Question #6: Second Amendment Rights
In Maloney v. Cuomo, you joined a three-judge panel concluding that the Second Amendment right to bear arms does not apply to the states through the Fourteenth Amendment. You also argued that the right to bear arms is not a "fundamental right."
In your incredibly short opinion, your panel cites Presser v. Illinois as the basis for its claim that "it is settled law ... that the Second Amendment applies only to limitations the federal government seeks to impose on [the right to bear arms]." Your panel neglects to mention, however, that Presser was decided before the courts began incorporating the Bill of Rights through the due process clause of the Fourteenth Amendment, which the Supreme Court in District of Columbia v. Heller describes as "the sort of Fourteenth Amendment inquiry required by our later cases."

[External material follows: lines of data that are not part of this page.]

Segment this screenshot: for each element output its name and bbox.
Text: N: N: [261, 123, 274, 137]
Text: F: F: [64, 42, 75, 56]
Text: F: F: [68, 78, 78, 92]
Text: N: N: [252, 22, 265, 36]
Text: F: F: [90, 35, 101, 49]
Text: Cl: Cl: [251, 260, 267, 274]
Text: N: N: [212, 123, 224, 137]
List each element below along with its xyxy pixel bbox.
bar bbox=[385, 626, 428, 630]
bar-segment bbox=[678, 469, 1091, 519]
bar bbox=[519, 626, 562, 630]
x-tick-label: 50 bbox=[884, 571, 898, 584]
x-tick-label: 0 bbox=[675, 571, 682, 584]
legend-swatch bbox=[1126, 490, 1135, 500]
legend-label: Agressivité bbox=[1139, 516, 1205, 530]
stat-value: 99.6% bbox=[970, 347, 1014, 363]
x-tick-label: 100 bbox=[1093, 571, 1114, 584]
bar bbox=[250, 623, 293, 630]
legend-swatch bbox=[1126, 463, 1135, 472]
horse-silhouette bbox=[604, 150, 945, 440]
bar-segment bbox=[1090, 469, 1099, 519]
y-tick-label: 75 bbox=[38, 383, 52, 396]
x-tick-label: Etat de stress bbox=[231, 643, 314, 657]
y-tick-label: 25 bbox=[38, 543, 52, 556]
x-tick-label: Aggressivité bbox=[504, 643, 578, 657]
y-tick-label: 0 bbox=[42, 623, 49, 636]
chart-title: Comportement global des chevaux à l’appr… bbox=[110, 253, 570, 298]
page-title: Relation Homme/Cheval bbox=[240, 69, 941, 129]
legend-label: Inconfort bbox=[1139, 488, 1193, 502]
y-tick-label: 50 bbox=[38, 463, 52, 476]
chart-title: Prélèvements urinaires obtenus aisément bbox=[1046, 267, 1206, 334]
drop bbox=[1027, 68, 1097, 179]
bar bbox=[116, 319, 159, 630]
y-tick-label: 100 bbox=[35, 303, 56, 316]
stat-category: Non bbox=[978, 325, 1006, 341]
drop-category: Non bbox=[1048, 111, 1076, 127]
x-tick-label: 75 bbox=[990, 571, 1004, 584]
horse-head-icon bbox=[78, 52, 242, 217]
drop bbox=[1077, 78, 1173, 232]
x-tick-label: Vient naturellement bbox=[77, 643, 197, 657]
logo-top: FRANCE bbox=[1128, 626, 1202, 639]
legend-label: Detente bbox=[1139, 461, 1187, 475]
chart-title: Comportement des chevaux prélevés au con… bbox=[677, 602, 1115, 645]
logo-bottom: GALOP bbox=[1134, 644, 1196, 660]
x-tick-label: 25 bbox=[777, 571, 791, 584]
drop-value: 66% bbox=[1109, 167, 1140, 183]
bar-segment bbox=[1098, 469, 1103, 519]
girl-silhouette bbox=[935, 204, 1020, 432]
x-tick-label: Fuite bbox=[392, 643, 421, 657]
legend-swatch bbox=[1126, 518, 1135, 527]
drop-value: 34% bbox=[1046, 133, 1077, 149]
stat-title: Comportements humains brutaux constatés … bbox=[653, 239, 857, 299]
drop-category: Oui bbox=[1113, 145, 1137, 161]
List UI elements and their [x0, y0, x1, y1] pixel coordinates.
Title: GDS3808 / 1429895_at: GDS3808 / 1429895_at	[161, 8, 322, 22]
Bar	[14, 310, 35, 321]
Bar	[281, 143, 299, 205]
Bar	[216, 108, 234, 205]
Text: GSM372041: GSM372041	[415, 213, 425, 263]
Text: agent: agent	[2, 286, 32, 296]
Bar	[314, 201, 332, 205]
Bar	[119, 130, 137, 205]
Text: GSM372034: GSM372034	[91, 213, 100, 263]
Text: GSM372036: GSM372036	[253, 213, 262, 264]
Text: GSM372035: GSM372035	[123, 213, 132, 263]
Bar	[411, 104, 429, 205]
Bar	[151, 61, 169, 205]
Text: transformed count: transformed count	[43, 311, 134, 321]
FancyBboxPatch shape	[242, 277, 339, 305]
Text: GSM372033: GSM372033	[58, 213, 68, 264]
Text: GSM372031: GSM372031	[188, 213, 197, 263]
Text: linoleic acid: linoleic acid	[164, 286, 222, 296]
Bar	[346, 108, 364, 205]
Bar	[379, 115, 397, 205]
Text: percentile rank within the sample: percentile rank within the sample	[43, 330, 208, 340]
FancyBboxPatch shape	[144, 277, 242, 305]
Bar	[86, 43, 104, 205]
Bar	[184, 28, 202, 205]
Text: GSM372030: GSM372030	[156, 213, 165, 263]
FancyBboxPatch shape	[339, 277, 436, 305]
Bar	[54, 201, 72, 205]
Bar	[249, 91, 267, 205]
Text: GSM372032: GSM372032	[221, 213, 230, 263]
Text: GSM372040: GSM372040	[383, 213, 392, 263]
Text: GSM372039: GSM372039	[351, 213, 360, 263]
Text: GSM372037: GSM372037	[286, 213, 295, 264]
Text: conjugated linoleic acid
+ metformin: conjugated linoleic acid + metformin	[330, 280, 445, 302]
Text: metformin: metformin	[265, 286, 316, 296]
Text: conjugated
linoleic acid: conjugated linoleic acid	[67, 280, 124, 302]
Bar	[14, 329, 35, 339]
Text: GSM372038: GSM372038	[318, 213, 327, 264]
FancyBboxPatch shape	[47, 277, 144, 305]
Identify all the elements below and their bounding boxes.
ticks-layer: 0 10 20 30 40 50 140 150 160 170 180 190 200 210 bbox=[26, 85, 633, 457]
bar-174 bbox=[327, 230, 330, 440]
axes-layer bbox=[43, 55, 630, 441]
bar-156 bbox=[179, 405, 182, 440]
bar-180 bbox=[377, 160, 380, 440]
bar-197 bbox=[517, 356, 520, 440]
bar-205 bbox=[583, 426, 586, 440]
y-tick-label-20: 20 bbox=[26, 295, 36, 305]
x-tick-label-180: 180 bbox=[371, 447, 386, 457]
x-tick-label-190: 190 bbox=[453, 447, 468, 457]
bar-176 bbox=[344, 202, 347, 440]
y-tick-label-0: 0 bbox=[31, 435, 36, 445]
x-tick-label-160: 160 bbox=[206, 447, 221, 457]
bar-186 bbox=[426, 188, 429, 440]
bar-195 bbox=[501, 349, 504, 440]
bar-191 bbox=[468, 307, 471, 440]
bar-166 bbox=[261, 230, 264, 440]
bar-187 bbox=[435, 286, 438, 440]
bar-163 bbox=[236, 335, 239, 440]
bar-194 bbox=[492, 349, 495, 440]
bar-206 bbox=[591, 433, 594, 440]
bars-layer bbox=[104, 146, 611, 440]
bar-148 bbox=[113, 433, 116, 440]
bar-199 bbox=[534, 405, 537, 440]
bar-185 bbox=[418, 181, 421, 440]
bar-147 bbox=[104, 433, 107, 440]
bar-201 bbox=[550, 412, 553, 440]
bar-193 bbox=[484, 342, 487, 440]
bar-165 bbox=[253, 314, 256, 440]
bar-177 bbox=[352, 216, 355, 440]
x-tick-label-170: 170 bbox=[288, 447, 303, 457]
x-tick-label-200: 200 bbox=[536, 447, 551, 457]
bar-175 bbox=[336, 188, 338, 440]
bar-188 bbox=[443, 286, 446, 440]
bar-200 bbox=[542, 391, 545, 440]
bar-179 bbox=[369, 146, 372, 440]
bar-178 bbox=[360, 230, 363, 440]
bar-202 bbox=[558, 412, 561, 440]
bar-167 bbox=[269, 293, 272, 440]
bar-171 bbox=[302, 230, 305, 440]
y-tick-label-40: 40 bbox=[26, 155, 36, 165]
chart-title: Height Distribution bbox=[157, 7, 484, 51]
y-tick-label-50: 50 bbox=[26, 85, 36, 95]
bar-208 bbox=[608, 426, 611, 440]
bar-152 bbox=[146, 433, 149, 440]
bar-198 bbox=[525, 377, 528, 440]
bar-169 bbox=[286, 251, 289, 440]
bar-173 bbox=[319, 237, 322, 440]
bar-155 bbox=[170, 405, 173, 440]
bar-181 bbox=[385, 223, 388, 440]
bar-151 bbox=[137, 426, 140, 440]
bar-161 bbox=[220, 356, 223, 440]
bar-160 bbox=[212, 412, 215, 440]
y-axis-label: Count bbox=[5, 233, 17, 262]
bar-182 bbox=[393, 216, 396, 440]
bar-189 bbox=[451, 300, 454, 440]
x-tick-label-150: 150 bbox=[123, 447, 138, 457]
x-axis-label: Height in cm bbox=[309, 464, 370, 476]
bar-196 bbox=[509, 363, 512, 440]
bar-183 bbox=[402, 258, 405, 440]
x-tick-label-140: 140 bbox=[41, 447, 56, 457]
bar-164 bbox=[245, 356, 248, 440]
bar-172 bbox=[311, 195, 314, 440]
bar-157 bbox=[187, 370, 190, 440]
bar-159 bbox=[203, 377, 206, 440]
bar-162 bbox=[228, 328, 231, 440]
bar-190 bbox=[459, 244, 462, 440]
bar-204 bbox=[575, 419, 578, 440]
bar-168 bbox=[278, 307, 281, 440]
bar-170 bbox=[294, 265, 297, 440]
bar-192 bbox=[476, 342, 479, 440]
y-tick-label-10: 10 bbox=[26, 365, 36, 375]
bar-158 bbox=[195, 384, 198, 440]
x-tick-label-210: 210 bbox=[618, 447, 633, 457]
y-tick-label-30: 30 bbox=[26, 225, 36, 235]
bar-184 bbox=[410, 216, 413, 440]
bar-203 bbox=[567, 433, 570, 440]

More disturbingly, your panel summarily stated in a scant 11-word conclusion that statutes restricting possession of weapons do not implicate a fundamental right--something that no court has done since the Supreme Court affirmed an individual Second Amendment right in Heller.
Why did you fail to even consider the sort of inquiry that the Supreme Court said is required by the Fourteenth Amendment in your decision stripping Second Amendment protection from citizens in the Second Circuit? Do you believe that statutes restricting possession of weapons do not even implicate fundamental rights? How does that view comport with the text of the Second Amendment?